Comment participer
« Toc,toc!... (pause)... Toc, toc, hé! » Je grogne en mettant les pieds à terre et j’enfile mes babouches. En me dirigeant vers la porte, j’attrape mon « lappa » que j’enroule autour de moi en passant dans le halo de lumière projeté par la lanterne au kérosène. J’aperçois sur le perron Pa Malley, gardien de nuit de l’hôpital. Après les salutations d’usage, Pa Malley me remet une note de Pa David, infirmier diplômé d’état chargé de l’hôpital. Ça ressemble bien gros à une autre césarienne d’urgence. J’envoie Pa Malley porter des notes au médecin-chirurgien et à l’assistant en chirurgie. Je le charge de dire à Pa David que « j’arrive ». En retournant m’habiller dans ma chambre, je sens soudain des centaines de piqûres au bas du corps. Je crie, j’arrache mon lappa et je fais un peu plus de lumière. Oh non! Je viens tout juste de marcher sur une file de fourmis légionnaires. Je m’agite en piétinant le sol de béton. Cris et battements de pieds ne réussissent pas à déloger les fourmis. Je dois les enlever une à une avant de me précipiter à la salle d’opération pour aider à l’accouchement. »

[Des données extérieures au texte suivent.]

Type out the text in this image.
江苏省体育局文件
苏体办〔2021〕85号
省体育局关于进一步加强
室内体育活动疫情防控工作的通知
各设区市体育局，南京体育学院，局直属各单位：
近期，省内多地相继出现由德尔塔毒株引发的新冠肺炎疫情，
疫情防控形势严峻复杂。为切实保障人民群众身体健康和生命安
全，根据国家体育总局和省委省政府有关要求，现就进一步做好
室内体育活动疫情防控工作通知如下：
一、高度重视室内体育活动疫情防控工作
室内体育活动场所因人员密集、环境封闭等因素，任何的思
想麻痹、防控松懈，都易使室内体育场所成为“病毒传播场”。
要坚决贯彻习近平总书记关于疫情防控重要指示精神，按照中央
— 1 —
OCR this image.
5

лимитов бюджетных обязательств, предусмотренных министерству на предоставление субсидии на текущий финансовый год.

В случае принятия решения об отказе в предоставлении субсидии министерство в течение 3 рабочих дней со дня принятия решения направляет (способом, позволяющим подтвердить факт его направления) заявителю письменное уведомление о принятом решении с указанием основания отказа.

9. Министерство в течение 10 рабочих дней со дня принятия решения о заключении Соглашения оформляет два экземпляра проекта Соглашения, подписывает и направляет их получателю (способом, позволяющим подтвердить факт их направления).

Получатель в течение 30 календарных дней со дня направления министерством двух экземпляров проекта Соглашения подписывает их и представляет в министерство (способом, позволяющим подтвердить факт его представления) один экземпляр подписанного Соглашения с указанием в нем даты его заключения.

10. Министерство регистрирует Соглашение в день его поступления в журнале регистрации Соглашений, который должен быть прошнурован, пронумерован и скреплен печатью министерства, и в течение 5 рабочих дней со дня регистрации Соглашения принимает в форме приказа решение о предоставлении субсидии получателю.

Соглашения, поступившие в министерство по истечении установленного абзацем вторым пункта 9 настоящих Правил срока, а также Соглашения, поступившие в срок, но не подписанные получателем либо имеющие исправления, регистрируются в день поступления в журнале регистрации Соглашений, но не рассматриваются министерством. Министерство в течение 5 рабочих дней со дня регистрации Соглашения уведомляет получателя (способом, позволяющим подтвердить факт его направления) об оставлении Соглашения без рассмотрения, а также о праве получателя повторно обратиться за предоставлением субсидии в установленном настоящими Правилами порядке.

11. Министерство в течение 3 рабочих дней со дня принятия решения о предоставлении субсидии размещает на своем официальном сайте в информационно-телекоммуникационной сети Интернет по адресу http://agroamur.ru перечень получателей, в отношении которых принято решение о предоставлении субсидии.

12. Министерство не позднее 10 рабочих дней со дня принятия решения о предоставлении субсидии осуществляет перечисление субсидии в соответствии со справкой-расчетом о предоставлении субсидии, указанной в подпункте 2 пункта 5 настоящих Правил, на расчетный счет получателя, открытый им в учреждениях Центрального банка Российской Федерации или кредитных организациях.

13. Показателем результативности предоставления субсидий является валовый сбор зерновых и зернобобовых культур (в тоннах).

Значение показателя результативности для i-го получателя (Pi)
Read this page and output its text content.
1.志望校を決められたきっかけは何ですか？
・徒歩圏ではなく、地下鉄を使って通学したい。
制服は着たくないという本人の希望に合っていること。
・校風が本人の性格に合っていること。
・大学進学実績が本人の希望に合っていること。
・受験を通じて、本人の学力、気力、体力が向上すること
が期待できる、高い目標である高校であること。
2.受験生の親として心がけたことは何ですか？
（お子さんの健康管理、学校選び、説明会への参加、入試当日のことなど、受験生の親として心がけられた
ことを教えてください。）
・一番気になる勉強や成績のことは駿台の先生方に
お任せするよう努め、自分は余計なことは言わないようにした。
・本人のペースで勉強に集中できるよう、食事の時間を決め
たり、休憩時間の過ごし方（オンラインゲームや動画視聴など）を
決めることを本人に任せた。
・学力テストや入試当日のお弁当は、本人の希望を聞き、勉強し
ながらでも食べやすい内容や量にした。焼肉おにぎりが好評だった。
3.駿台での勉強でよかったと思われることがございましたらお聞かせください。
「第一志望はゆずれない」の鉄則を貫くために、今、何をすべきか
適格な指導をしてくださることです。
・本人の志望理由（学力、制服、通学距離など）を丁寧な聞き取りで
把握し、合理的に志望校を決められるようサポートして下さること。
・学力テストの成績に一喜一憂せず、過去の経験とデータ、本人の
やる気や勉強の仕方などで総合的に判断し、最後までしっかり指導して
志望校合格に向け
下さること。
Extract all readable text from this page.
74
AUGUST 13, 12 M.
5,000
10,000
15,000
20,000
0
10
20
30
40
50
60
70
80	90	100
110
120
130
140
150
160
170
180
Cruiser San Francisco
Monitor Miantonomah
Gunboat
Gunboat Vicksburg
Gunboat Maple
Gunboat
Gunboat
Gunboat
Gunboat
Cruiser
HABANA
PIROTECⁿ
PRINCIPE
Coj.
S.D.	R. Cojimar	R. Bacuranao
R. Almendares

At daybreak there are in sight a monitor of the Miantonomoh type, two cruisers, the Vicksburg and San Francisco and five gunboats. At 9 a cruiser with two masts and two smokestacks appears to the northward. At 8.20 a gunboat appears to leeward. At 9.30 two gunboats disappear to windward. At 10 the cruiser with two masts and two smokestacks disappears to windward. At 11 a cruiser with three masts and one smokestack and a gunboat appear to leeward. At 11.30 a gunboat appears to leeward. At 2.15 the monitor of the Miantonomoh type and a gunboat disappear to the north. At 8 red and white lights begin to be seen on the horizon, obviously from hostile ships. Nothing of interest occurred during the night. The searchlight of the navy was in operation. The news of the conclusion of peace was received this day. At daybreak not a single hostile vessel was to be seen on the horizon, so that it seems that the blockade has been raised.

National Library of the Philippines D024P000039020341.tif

(Souvenirs d’une nuit de 1979 à Kamakwie, Sierra Leone.)
Les quatre années que j’ai passées en Sierra Leone comme infirmière d’état ont remis en question les idées que j’avais au sujet du travail et des loisirs, de la vie professionnelle et familiale, de la vie spirituelle et de la philosophie de la vie. Pour m’exprimer, j’ai trouvé la langue krio plus efficace que l’anglais, ma langue maternelle. La chaleur implacable de la saison sèche compensait l’humidité de la saison des pluies pendant laquelle tout reverdit. Le manque d’électricité et d’eau potable constituait un phénomène normal que je partageais avec mes voisins. J’ai appris à transporter tant bien que mal des « charges » sur ma tête et à faire la cuisine au grand air sur un foyer à trois pierres. Tous ces apprentissages sont parmi les plus précieux que j’aie acquis.
J’ai tant reçu sous forme d’hospitalité et d’amitié. Ces souvenirs continuent à marquer ma vie.
Hope Graham, infirmière canadienne qui aime les défis du
travail et
du dépaysement transculturels, est actuellement infirmière enseignante,
à l’Université St. Francis Xavier, Antigonish (Nouvelle-écosse)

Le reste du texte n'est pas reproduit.